XDCR fails to resume on one node


#1

I stopped XDCR for few minutes. After I resumed it, one node out of 4 (called cb3.company) stopped transmitting data do my backup cluster (company_bkp). Backup cluster is just one machine.
I have 4.1.0-5005 Community Edition on both ends.
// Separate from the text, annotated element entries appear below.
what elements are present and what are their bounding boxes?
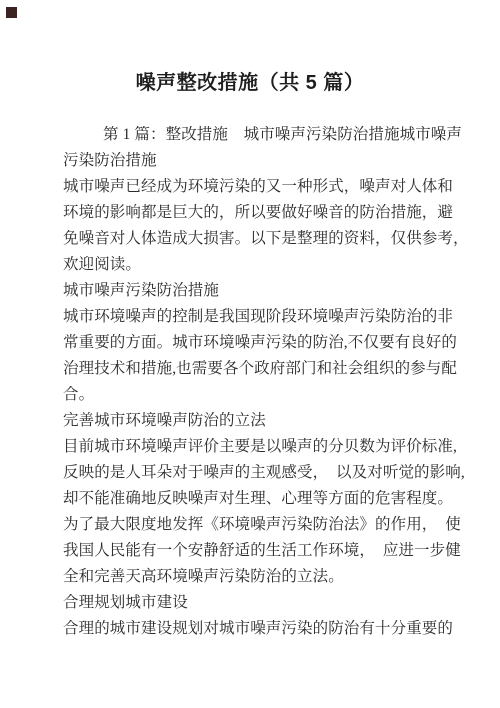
text-line: 常重要的方面。城市环境噪声污染的防治,不仅要有良好的 <box>63 330 490 356</box>
text-line: 环境的影响都是巨大的，所以要做好噪音的防治措施，避 <box>63 200 490 226</box>
text-line: 治理技术和措施,也需要各个政府部门和社会组织的参与配 <box>63 356 490 382</box>
text-line: 目前城市环境噪声评价主要是以噪声的分贝数为评价标准, <box>63 434 490 460</box>
text-line: 完善城市环境噪声防治的立法 <box>63 408 490 434</box>
text-line: 城市噪声污染防治措施 <box>63 278 490 304</box>
text-line: 我国人民能有一个安静舒适的生活工作环境， 应进一步健 <box>63 538 490 564</box>
text-line: 合。 <box>63 382 490 408</box>
text-line: 污染防治措施 <box>63 148 490 174</box>
document-body: 第 1 篇：整改措施 城市噪声污染防治措施城市噪声污染防治措施城市噪声已经成为环… <box>0 122 500 642</box>
document-page: 噪声整改措施（共 5 篇） 第 1 篇：整改措施 城市噪声污染防治措施城市噪声污… <box>0 0 500 708</box>
text-line: 合理的城市建设规划对城市噪声污染的防治有十分重要的 <box>63 616 490 642</box>
text-line: 免噪音对人体造成大损害。以下是整理的资料，仅供参考， <box>63 226 490 252</box>
text-line: 第 1 篇：整改措施 城市噪声污染防治措施城市噪声 <box>63 122 490 148</box>
text-line: 却不能准确地反映噪声对生理、心理等方面的危害程度。 <box>63 486 490 512</box>
text-line: 反映的是人耳朵对于噪声的主观感受， 以及对听觉的影响, <box>63 460 490 486</box>
document-title: 噪声整改措施（共 5 篇） <box>0 68 500 98</box>
text-line: 为了最大限度地发挥《环境噪声污染防治法》的作用， 使 <box>63 512 490 538</box>
text-line: 全和完善天高环境噪声污染防治的立法。 <box>63 564 490 590</box>
text-line: 城市噪声已经成为环境污染的又一种形式，噪声对人体和 <box>63 174 490 200</box>
corner-artifact <box>6 7 17 18</box>
text-line: 城市环境噪声的控制是我国现阶段环境噪声污染防治的非 <box>63 304 490 330</box>
text-line: 合理规划城市建设 <box>63 590 490 616</box>
text-line: 欢迎阅读。 <box>63 252 490 278</box>
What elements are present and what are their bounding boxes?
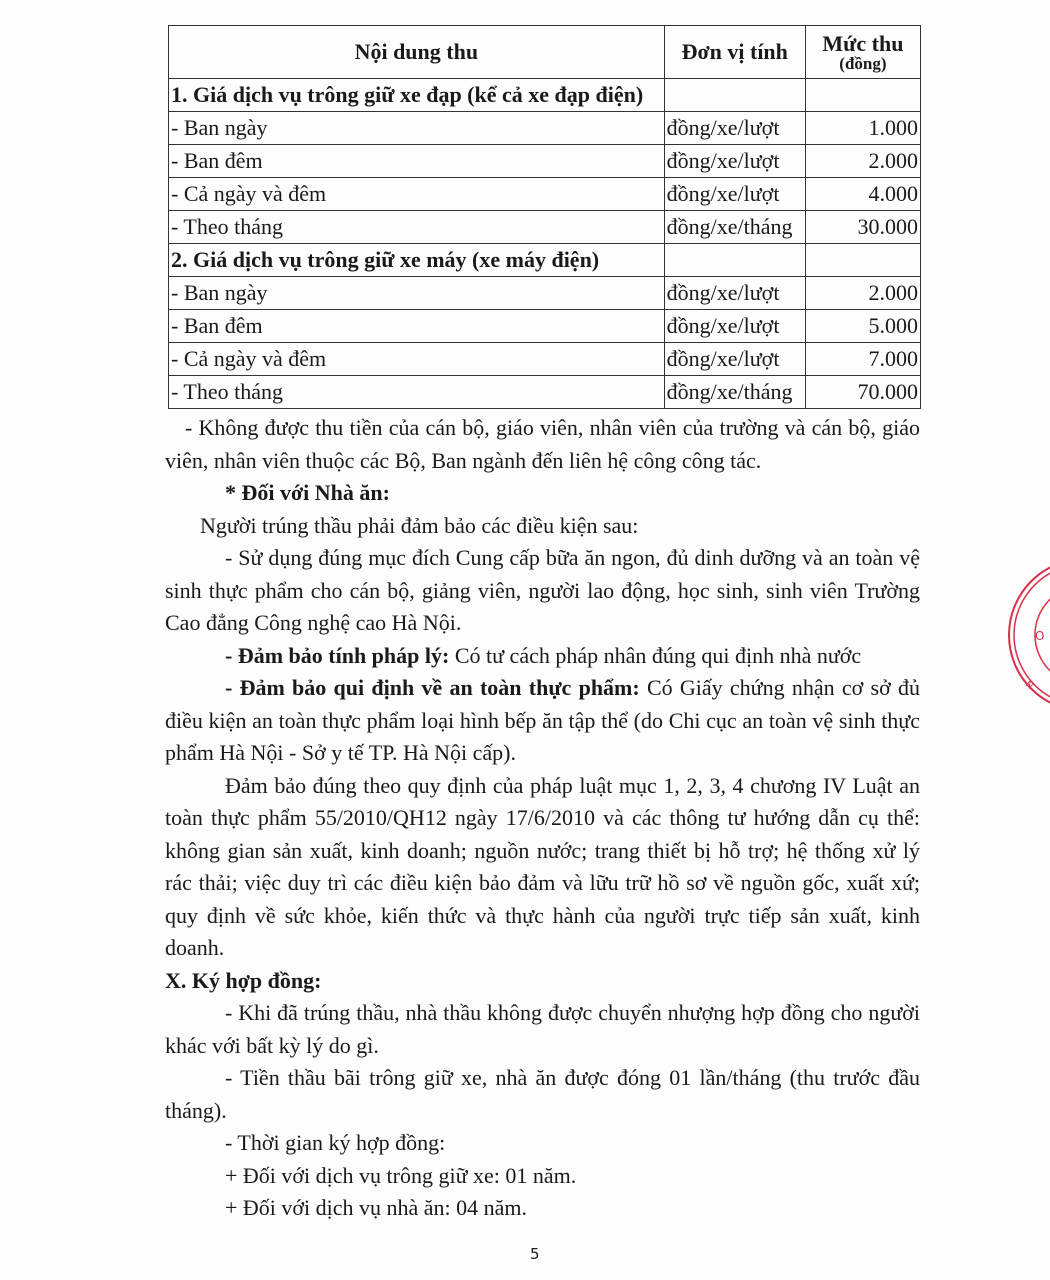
fee-unit: đồng/xe/tháng	[664, 376, 805, 409]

There are following errors in goxdcr.log, every time I do the stop/start procedure:
GenericSupervisor 2017-08-11T14:51:03.679+02:00 [ERROR] Received error report : map[dcp_06189a4a72b9f0553d754f56502b5e0a/default/company_bkp_cb3.company:11210_0:Dcp is stuck for dcp nozzle dcp_06189a4a72b9f0553d754f56502b5e0a/default
/company_bkp_cb3.company:11210_0]
ReplicationManager 2017-08-11T14:51:03.679+02:00 [INFO] Supervisor PipelineSupervisor_06189a4a72b9f0553d754f56502b5e0a/default/company_bkp of type *supervisor.GenericSupervisor reported errors map[dcp_06189a4a72b9f0553d754f56502b5e0a/
default/company_bkp_cb3.company:11210_0:Dcp is stuck for dcp nozzle dcp_06189a4a72b9f0553d754f56502b5e0a/default/company_bkp_cb3.company:11210_0]
StatisticsManager 2017-08-11T14:51:04.328+02:00 [INFO] Pipeline is no longer running, exit.
GenericSupervisor 2017-08-11T14:51:04.328+02:00 [INFO] Executing 0x6aa0f0 timed out
GenericSupervisor 2017-08-11T14:51:04.329+02:00 [INFO] ****************************
GenericSupervisor 2017-08-11T14:51:04.329+02:00 [INFO] Received timeout error when checking pipeline health. topic=06189a4a72b9f0553d754f56502b5e0a/default/company_bkp
StatisticsManager 2017-08-11T14:51:04.329+02:00 [INFO] expvar=Stats for pipeline 06189a4a72b9f0553d754f56502b5e0a/default/company_bkp-159877804 {“Errors”: “[]”, “Overview”: {"": 0, “bandwidth_usage”: 0, “changes_left”: 104522, “data_r
eplicated”: 0, “dcp_datach_length”: 0, “dcp_dispatch_time”: 0, “deletion_docs_written”: 0, “deletion_failed_cr_source”: 0, “deletion_filtered”: 0, “deletion_received_from_dcp”: 0, “docs_checked”: 1358367503, “docs_failed_cr_source”: 0,
“docs_filtered”: 0, “docs_opt_repd”: 0, “docs_processed”: 1358367503, “docs_received_from_dcp”: 0, “docs_rep_queue”: 0, “docs_written”: 0, “expiry_docs_written”: 0, “expiry_failed_cr_source”: 0, “expiry_filtered”: 0, “expiry_received_
from_dcp”: 0, “num_checkpoints”: 0, “num_failedckpts”: 0, “rate_doc_checks”: 0, “rate_doc_opt_repd”: 0, “rate_received_from_dcp”: 0, “rate_replicated”: 0, “resp_wait_time”: 0, “set_docs_written”: 0, “set_failed_cr_source”: 0, “set_filt
ered”: 0, “set_received_from_dcp”: 0, “size_rep_queue”: 0, “time_committing”: 0, “wtavg_docs_latency”: 0, “wtavg_meta_latency”: 0}, “Progress”: “The runtime context is started”, “Status”: “Pending”}

GenericSupervisor 2017-08-11T14:51:13.328+02:00 [INFO] About to call function
GenericSupervisor 2017-08-11T14:51:13.329+02:00 [INFO] Pipeline is no longer running, exit.
GenericSupervisor 2017-08-11T14:51:13.329+02:00 [INFO] Finish executing 0x6aa0f0
CheckpointManager 2017-08-11T14:51:30.248+02:00 [INFO] Pipeline is no longer running, exit.
CheckpointManager 2017-08-11T14:51:30.248+02:00 [INFO] Exits massCheckVBOpaquesJob routine.